Investing in underpriced stocks gives me a chance to make market-beating capital gains over the long term. Rio Tinto (LSE:RIO), M&G (LSE:MNG) and WPP (LSE:WPP) are three FTSE-listed companies I believe could help me do just that.
They might also help me make a spectacular second income next year, as the table below illustrates.
Company | 2024 P/E Ratio | 2024 Dividend Yield |
---|---|---|
Rio Tinto | 9.5 times | 6.2% |
M&G | 9.9 times | 9.5% |
WPP | 7.8 times | 5.3% |
5.3% dividend yield
Buying these three FTSE 100 stocks would give me an average yield of 5.3%. This is well above the leading index’s forward average of 3.8%.
Rio Tinto is a blue-chip share I already own. And despite the uncertain outlook for commodities demand in 2024, I’m considering adding to my holdings.
I’m expecting profits (and consequently dividends) here to soar as the next commodities supercycle gets under way. Demand for the company’s key metals like iron ore, copper, lithium and aluminium could rise strongly as the green energy transition accelerates, emerging market urbanisation continues, and the tech revolution moves up a notch.
In great shape
As for next year’s dividends, Rio Tinto has a strong balance sheet that should allow it to meet current broker projections. Its net-debt-to-EBITDA ratio stood at just 0.4 times as of June.
Ad agency WPP is also in good shape to pay those large expected dividends in 2024. Next year’s predicted payment is covered 2.4 times over by expected earnings, above the widely-regarded safety benchmark of 2 times.
This provides me as an income investor with peace of mind given current weakness in global advertising spending. And especially as net debt has crept slightly above target more recently.
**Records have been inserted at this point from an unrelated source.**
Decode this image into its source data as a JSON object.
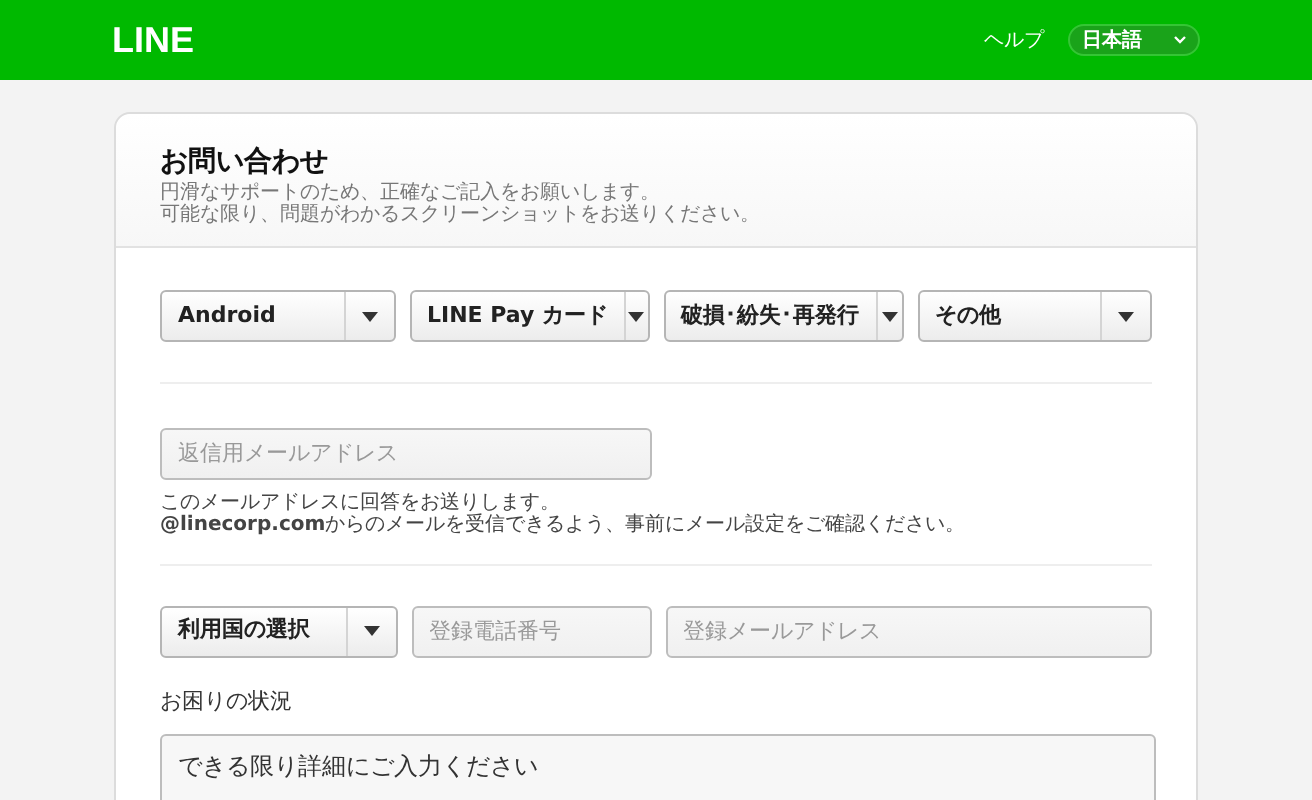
{
  "header": {
    "logo": "LINE",
    "help_link": "ヘルプ",
    "language_select": {
      "value": "日本語"
    }
  },
  "form": {
    "title": "お問い合わせ",
    "intro": [
      "円滑なサポートのため、正確なご記入をお願いします。",
      "可能な限り、問題がわかるスクリーンショットをお送りください。"
    ],
    "category_selects": [
      {
        "value": "Android"
      },
      {
        "value": "LINE Pay カード"
      },
      {
        "value": "破損･紛失･再発行"
      },
      {
        "value": "その他"
      }
    ],
    "reply_email": {
      "placeholder": "返信用メールアドレス"
    },
    "reply_note": [
      "このメールアドレスに回答をお送りします。",
      "**@linecorp.com**からのメールを受信できるよう、事前にメール設定をご確認ください。"
    ],
    "country_select": {
      "value": "利用国の選択"
    },
    "phone_field": {
      "placeholder": "登録電話番号"
    },
    "account_email": {
      "placeholder": "登録メールアドレス"
    },
    "situation_label": "お困りの状況",
    "details": {
      "placeholder": "できる限り詳細にご入力ください"
    }
  }
}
I remain very confident in WPP’s long-term investment potential. It has the scale and the expertise to exploit the market recovery when it comes, boosted by its long-running acquisition strategy. And I think its focus on the fast-growing digital ad segment will take earnings to the next level.
A £1,400 passive income
Investment manager M&G is the final FTSE 100 bargain I’m looking to buy for passive income. Business conditions remain tougher than usual, but strong capital generation means it should still pay large dividends in the New Year. Its Solvency II capital ratio remained above target at 199% as of June.
This is a stock I’d buy to hold for the long term too. A booming elderly population in the UK and rising concerns over the State Pension should significantly bolster demand for its financial products.
If I invest my full £20,000 ISA allowance equally across these three shares, I would — if broker forecasts prove correct — make a healthy passive income of £1,400 next year. And with some luck I could expect a steadily rising income as they grow their dividends.